Der wache, besondere Blick auf Menschen und Verhältnisse der Stadt war für die Jury des Max-Brauer-Preises ausschlaggebend für ihre Entscheidung. Zuletzt hatten Christiane Richers und ihre Mitkämpferinnen ein Stück über die Sinti und Roma im Wilhelmsburg entwickelt, "Im Herzen der Stadt" heißt es. "Ich weiß einfach, das gerade Kinder die richtig großen Themen ungeheuer spannend finden. Und es vielleicht gar nicht so toll finden, wenn die ausgespart werden." Richers, Bartel und Groth wollen allerdings nicht festgelegt werden auf das, was man gesellschaftsrelevante Themen nennt. Wenn es um das Machen von Stücken geht, gibt es nur eine Faustregel. "Die werden nur gut, wenn ich echtes Interesse habe", meint Richers.

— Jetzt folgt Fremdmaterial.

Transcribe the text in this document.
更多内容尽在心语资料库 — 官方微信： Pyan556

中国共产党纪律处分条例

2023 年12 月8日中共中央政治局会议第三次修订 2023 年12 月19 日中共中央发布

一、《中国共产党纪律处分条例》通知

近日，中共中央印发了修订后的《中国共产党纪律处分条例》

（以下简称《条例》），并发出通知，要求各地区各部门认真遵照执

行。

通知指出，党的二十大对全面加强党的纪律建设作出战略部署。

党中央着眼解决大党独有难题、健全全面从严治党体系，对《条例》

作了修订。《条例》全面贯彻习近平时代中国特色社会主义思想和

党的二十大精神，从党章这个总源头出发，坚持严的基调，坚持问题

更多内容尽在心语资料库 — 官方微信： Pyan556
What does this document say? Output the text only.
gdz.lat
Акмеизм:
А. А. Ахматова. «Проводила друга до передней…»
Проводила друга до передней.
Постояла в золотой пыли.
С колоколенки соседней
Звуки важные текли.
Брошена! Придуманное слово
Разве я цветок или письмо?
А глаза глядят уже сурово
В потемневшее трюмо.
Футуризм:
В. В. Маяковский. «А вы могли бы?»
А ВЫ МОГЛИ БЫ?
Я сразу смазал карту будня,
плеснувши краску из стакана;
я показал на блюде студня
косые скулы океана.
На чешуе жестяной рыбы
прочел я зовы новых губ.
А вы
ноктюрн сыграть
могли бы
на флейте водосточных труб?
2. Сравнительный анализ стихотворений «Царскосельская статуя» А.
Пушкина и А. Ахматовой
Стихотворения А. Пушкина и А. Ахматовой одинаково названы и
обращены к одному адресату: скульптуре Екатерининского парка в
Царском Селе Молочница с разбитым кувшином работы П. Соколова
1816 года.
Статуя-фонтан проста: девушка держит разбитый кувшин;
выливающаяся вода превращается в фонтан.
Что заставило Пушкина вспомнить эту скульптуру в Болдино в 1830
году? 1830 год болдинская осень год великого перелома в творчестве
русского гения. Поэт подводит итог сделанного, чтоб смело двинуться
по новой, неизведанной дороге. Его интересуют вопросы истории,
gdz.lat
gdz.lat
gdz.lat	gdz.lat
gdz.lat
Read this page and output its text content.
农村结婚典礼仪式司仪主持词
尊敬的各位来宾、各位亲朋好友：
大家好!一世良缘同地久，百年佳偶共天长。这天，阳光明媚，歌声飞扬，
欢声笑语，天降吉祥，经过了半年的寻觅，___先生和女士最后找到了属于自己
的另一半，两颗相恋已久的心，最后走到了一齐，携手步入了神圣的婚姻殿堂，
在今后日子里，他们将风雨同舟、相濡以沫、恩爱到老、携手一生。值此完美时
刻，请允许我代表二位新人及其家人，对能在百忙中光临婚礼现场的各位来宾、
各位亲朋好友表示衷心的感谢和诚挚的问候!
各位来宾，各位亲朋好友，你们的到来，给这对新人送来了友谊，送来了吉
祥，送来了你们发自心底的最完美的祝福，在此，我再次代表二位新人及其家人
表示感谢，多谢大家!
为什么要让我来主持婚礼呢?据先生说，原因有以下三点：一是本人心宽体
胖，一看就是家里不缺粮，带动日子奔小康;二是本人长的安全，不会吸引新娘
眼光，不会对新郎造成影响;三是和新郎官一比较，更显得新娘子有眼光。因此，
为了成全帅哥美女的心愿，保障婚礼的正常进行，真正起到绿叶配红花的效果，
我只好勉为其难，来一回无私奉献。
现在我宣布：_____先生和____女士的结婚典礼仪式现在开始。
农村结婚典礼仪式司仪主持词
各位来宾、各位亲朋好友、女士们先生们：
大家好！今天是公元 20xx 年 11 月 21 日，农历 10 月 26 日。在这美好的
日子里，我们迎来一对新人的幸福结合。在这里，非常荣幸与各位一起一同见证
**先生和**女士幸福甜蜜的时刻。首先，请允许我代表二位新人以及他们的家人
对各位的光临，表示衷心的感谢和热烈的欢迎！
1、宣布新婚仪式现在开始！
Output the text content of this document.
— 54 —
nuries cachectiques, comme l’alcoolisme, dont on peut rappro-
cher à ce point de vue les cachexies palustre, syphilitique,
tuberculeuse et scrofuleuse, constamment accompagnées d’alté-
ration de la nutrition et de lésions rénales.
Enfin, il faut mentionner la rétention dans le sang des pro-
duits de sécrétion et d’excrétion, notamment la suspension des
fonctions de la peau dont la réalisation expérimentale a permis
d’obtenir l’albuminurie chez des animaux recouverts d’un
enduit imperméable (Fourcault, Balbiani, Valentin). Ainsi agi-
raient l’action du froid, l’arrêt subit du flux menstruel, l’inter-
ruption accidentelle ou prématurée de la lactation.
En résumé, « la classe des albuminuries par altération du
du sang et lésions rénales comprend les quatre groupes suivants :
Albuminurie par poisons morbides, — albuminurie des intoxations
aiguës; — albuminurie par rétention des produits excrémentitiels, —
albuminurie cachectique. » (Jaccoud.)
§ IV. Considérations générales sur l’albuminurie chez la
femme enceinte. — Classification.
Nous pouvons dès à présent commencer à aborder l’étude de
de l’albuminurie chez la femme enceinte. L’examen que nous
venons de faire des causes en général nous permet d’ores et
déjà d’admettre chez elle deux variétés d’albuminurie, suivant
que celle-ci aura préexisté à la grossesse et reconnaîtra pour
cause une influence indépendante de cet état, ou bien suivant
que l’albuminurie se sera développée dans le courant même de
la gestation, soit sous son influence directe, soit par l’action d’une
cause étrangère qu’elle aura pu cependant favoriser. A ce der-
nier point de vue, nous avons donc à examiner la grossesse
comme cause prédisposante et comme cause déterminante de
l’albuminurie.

Auch Kindertheaterpreis geht an "Theater am Strom"

Auch die anderen Stärken der Gruppe "Theater am Strom", das keinen festen Spielort hat, wurden von der Jury gesehen und gelobt. Der liebevolle Umgang mit den jungen Theaterbesuchern und die Poesie, die in den Aufführungen steckt. Auch diese Zartheit hat Tradition: In der ersten Aufführung ging es um Sternschnuppen, die vom Himmel regnen - und ums Wünschen. Die "Sterne von San Lorenzo" hieß das Stück. "Wir haben es 250 Mal gespielt, ich glaube zehn Jahre lang", erinnert sich Richers.

Keine Sternschnuppen, eher Sterntaler regnet es im Moment: Mit der 20.000 Euro-Auszeichnung der Töpfer-Stiftung war es für dieses Jahr noch nicht genug. Seit Kurzem ist bekannt, dass auch der Kindertheaterpreis der Kulturstiftung, dotiert mit 7.500 Euro ans "Theater am Strom" geht - für das Obdachlosen-Stück "Immer weiter". "Das ist ein Goldregen, ja," freut sich Richers. Und der Goldregen eröffnet den Theatermacherinnen ganz neue Perspektiven: Erstmals in der Geschichte wird sich das "Theater am Strom" ein richtiges Büro in Wilhelmsburg leisten können.